Factors Governing Twist Drill Performance
Various factors and parameters govern the function of a twist drill. The sharpness of the cutting edges, rate of the twists, point angle, and lip angle are some of them. Twist drills are produced in various sizes and chosen based on the required application. The most common point angle found on twist drills is 118 degrees, suited for drilling operations in a wide range of applications. However, for drilling steel or hard materials, tools with shallower angles of about 150 degrees are typically used. Another type of drill, one with a zero point angle, is used for drilling holes with flat bottoms. Maintaining twist drill bits is of vital importance, and machine shops need to keep the drill bits sharp in order to maintain drill performance.

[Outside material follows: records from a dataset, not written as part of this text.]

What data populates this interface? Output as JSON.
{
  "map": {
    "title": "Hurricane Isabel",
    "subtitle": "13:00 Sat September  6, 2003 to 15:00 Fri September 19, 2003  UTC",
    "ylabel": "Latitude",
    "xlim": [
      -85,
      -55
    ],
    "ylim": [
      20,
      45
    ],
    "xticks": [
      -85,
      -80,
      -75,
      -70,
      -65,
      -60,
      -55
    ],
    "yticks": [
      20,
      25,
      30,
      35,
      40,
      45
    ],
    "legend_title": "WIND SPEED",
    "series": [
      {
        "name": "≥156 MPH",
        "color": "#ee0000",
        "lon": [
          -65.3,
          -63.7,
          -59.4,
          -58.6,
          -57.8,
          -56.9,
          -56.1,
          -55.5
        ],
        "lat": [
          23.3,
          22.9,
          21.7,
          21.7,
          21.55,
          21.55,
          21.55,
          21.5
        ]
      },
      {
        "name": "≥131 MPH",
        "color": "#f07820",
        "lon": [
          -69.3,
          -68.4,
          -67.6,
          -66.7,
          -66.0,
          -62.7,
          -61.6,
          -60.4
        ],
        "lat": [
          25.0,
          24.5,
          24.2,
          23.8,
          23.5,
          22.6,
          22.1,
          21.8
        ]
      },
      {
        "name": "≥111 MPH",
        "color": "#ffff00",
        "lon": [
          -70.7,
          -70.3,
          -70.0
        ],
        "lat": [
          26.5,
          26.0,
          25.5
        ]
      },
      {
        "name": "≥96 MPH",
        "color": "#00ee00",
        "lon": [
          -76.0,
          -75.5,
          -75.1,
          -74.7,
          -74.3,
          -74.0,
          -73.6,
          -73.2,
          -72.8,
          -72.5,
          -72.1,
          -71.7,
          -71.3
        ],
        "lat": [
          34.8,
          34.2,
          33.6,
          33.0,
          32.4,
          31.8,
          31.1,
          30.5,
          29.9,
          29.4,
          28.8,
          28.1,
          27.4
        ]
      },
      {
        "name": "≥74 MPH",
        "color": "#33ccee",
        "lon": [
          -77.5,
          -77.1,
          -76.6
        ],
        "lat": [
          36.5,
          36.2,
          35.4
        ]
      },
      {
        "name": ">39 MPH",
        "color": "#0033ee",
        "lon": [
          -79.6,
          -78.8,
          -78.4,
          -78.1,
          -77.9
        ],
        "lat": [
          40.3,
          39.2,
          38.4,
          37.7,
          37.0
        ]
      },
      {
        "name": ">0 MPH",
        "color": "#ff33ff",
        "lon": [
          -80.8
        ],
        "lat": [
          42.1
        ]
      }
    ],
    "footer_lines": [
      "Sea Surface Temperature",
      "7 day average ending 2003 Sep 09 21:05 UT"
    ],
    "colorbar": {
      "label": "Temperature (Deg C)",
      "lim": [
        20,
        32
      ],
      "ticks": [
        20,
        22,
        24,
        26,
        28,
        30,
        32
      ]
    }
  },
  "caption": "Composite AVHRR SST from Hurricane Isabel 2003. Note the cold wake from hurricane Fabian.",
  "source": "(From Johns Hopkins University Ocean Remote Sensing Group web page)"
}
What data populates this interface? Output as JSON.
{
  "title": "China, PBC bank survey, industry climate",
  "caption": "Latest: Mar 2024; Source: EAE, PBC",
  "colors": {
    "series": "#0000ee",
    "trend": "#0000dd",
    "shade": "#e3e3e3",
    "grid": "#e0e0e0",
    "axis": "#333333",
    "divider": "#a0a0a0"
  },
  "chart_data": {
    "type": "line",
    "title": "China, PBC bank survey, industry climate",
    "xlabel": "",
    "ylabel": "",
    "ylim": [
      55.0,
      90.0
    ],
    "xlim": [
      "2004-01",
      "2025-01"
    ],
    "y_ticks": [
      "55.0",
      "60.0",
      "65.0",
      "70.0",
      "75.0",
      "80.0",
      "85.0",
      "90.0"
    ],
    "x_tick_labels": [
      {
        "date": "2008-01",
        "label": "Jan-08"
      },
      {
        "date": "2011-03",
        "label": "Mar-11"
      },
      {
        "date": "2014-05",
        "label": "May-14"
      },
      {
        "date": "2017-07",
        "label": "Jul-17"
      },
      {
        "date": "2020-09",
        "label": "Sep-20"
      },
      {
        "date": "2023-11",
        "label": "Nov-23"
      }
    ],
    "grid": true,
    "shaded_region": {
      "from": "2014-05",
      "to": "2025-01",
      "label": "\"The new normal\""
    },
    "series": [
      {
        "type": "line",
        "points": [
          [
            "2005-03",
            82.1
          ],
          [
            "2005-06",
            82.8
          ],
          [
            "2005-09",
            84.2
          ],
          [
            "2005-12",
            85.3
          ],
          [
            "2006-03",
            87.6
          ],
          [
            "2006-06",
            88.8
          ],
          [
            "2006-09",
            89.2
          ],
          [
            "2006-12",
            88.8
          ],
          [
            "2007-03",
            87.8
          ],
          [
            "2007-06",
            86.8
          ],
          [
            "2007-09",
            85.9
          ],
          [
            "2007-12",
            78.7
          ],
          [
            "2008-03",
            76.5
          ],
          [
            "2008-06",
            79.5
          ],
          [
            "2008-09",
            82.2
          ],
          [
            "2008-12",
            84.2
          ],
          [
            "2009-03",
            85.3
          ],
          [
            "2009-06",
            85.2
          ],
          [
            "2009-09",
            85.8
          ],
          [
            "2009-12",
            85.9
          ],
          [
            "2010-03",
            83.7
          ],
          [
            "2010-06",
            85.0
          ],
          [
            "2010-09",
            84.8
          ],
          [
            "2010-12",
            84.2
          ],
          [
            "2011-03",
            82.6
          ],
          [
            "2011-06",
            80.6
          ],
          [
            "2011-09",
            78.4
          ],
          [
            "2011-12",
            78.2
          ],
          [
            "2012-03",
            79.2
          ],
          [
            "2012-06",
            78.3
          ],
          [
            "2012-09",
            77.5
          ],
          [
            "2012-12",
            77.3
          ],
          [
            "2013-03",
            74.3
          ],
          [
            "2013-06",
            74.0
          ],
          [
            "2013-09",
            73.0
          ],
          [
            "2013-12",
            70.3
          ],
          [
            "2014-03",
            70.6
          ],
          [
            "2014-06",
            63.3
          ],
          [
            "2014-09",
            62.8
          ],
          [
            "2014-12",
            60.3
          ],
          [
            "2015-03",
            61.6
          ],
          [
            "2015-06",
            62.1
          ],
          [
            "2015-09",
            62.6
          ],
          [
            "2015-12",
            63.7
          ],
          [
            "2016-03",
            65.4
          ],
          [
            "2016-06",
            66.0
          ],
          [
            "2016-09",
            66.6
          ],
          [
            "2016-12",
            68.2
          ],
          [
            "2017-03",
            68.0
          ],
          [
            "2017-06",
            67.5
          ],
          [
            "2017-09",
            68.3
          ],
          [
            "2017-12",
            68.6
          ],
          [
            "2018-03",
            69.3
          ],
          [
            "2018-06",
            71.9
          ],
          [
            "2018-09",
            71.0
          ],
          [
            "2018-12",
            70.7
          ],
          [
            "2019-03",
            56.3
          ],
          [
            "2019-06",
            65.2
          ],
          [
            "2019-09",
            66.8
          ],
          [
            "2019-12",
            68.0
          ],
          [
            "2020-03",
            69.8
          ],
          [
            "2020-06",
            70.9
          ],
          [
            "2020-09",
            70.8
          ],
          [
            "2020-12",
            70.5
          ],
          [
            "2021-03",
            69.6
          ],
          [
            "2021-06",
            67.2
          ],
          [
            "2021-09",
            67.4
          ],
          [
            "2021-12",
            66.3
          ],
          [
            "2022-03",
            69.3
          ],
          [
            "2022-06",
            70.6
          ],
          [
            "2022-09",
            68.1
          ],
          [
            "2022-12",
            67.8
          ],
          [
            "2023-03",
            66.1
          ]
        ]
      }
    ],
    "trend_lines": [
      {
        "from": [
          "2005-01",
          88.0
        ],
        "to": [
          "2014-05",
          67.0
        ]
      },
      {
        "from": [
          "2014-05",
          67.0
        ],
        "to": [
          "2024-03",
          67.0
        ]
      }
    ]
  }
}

Twist Drill Materials and Coatings
As a work piece harder than the drill bit can cause it to catastrophically fail, care needs to be taken while choosing the twist drill material. Twist drill bits are mainly made from steel, while other material bits are adopted for certain special applications.
Twist drill bits are often manufactured from carbon steel, which is considered an inexpensive option. These types of twist drills are soft and the type of materials on which they can be used is limited. Carbon steel bits require low RPM drilling to prevent excessive wear or bit failure. Low carbon steel drills are generally used with wood, as they do not hold the cutting edge well. Though high carbon steel bits can be used on both wood and metal, they are susceptible to the heat generated while drilling.
Another material commonly used for drills is high speed steel (HSS), which is compatible with most materials. These drill bits have predominantly replaced carbon steel bits due to their versatility and ability to cut at higher speed. Twist drills made of high speed steels can withstand temperatures of up to 1000 degrees Fahrenheit. In addition, coating the cutting edges with wear-resistant materials may enhance the HSS drill cutting speed from 25 to 90 percent.
A variation of the HSS twist drill is the cobalt high-speed steel or cobalt twist drill, which is a combination of cobalt and high-speed steel. These twist drills are generally used for working with ferrous metals, armored plate, and tough stainless steel. Another extremely hard material used for twist drills is tungsten carbide, which can drill into virtually all materials and hold the cutting edge longer. Typically, the tungsten carbide drills consist of a carbide tip brazed or screwed on top of a bit made of another material. This is done due to the high cost and brittleness of tungsten carbide. However, solid tungsten carbide drills are available as well. Though insert drills are less expensive than the solid drills, they can perform well on ferrous and non-ferrous materials such as glass bonded plastic, brass, aluminum and bronze.
To extend their lives and improve performance, twist drills are coated with a number of wear-resistant coatings. Some common coatings are titanium nitride, aluminum oxide, black oxide, titanium carbon nitride, zirconium nitride, and titanium carbide. These wear-resistant materials are capable of extending the life of the tool. In addition, black oxide coating aids in providing heat resistance as well as corrosion resistance. Drill bits are also coated with diamond power, making them ideal for cutting tile, stone, and other hard materials. One major disadvantage of diamond power coated bits is that they require water cooling often to prevent damage.
In conclusion, a twist drill is one of the most common tools used in the machine shop, however, the proper research must be done before the job is started in order to avoid unnecessary expenses and wasted time due to choosing the wrong tool. Furthermore, an improperly maintained or dull twist drill can increase the machine time required to complete the part, thus affecting the bottom line.